Calibrating the chemical shift of a peak does not influence the carrier frequency O1 (or SFO1 = BF1+O1). SFO1 is were you have the carrier. For a simple presat you want the carrier (O1) on the water. You could also do off resonance presat, then you do not have to have the carrier in the solvent but for a simple bruker zgpr O1 is on the solvent/water.
If you want to get fancy, you can optimize your spectrum in the gs mode slightly changing O1 interactively (just a few Hz). But in your case (organic solvent) this is probably overkill
Thank you for the suggestion Markus. I donot use organic solvent. I am sorry for the confusion. I use 90% water to record proton spectra of DNA samples and my reference compound is TSP. we take 4.7 as O1P for room temperature.. but we perform experiments at 278 and 283K too. I run Zg30 and take the O1 value by selecting the tip of water peak and enter it in Zgpr (I just give edc of my old Zgpr file instead of copying and changing pulse program of the same Zg30 file).
we have a 500MHz bruker machine. we try gs mode too at times.
my doubt is when I calibrate the TMS peak from 0.2 to zero, and then click on the tip of water peak for O1 value will there be variation of 100Hz in the O1 value while copying from zg30 or will the O1 value be same as in the acquisition parameter irrespective of the variation in water peak position upon calibrating TSP peak?
Ok.. just take the O1 value you get from zg to zg30 and use that for your preset. You have to be on resonance for zgpr to work. you can always reference later. But one thing confuses me you are using TMS in a water sample? Why nor DSS?
If you are looking at DNA you might also be interested in zgpgw5. To look at at weak base pair it is best to use a 11 pulse sequence, presat and gradient based experiments (while giving nice spectra) generally make you loose these peaks. IF you set up a 11 properly (use of gs for P0 and Phcor2 ) you get RG values that are better than you obtain for zgpr.
[modify the p11 bruker >> p0 ph2:r adjust phcor2 in the gs mode you only need a tiny correction, the idea is to minimize the fid]
DSS will be better for you, as it does not (as far as I know) temperature dependence.

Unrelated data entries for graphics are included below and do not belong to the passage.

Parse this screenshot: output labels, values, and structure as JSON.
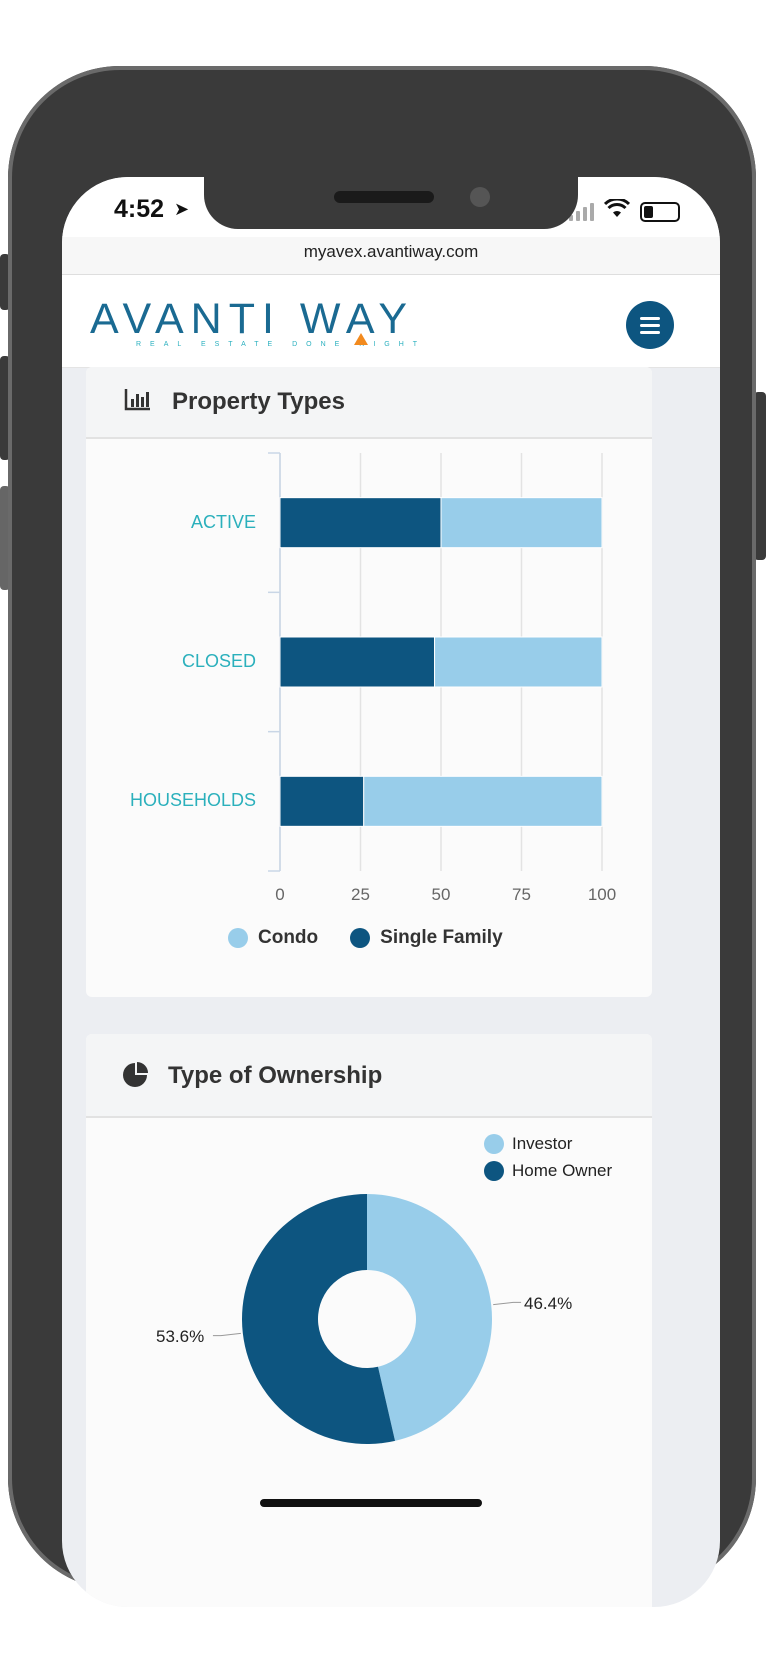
{
  "status_bar": {
    "time": "4:52"
  },
  "browser": {
    "url": "myavex.avantiway.com"
  },
  "header": {
    "logo_text": "AVANTI WAY",
    "logo_tagline": "REAL ESTATE DONE RIGHT"
  },
  "property_types": {
    "title": "Property Types",
    "chart_data": {
      "type": "bar",
      "orientation": "horizontal",
      "stacked": true,
      "categories": [
        "ACTIVE",
        "CLOSED",
        "HOUSEHOLDS"
      ],
      "series": [
        {
          "name": "Single Family",
          "values": [
            50,
            48,
            26
          ],
          "color": "#0d5580"
        },
        {
          "name": "Condo",
          "values": [
            50,
            52,
            74
          ],
          "color": "#98cdea"
        }
      ],
      "xticks": [
        "0",
        "25",
        "50",
        "75",
        "100"
      ],
      "xlim": [
        0,
        100
      ],
      "grid": true,
      "legend": "bottom",
      "legend_items": [
        {
          "name": "Condo",
          "color": "#98cdea"
        },
        {
          "name": "Single Family",
          "color": "#0d5580"
        }
      ]
    }
  },
  "ownership": {
    "title": "Type of Ownership",
    "chart_data": {
      "type": "pie",
      "donut": true,
      "slices": [
        {
          "name": "Investor",
          "value": 46.4,
          "label": "46.4%",
          "color": "#98cdea"
        },
        {
          "name": "Home Owner",
          "value": 53.6,
          "label": "53.6%",
          "color": "#0d5580"
        }
      ],
      "legend": "top-right"
    }
  }
}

Calibrating pulses/O1 for water with zg30 is a bit odd, as you want your calibrations to run with the "perfect" 90H pulse... therefore ZG is much better option. Usually setting O1P to 4.7 and then fine tune in gs mode is the best way to proceed.
The referencing of the spectrum is better to do only for analysis and not while acquiring, as you will need to modify your carrier according to the actual SR value.
I don't want to get in the middle of the argument about possibly better water suppresion methods for this application but I would like to outline the correct procedure to optimize O1 of presat experiments.
• Create a new data set and setup the experiment parameters (e.g. “rpar zgpr all” and “getprosol”).
• Make sure you have good shim and your probe is properly tuned and matched.
• Make sure the pulse parameters are set correctly. Use a B1 of 50Hz for the CW .
• For the O1 optimization I usually work with a D1 of 5s.
• Start “gs”
• Optimize O1 to an accuracy of 0.1Hz - Go for the minimum FID area.
Make sure to wait at least four scans to see the result before making further changes.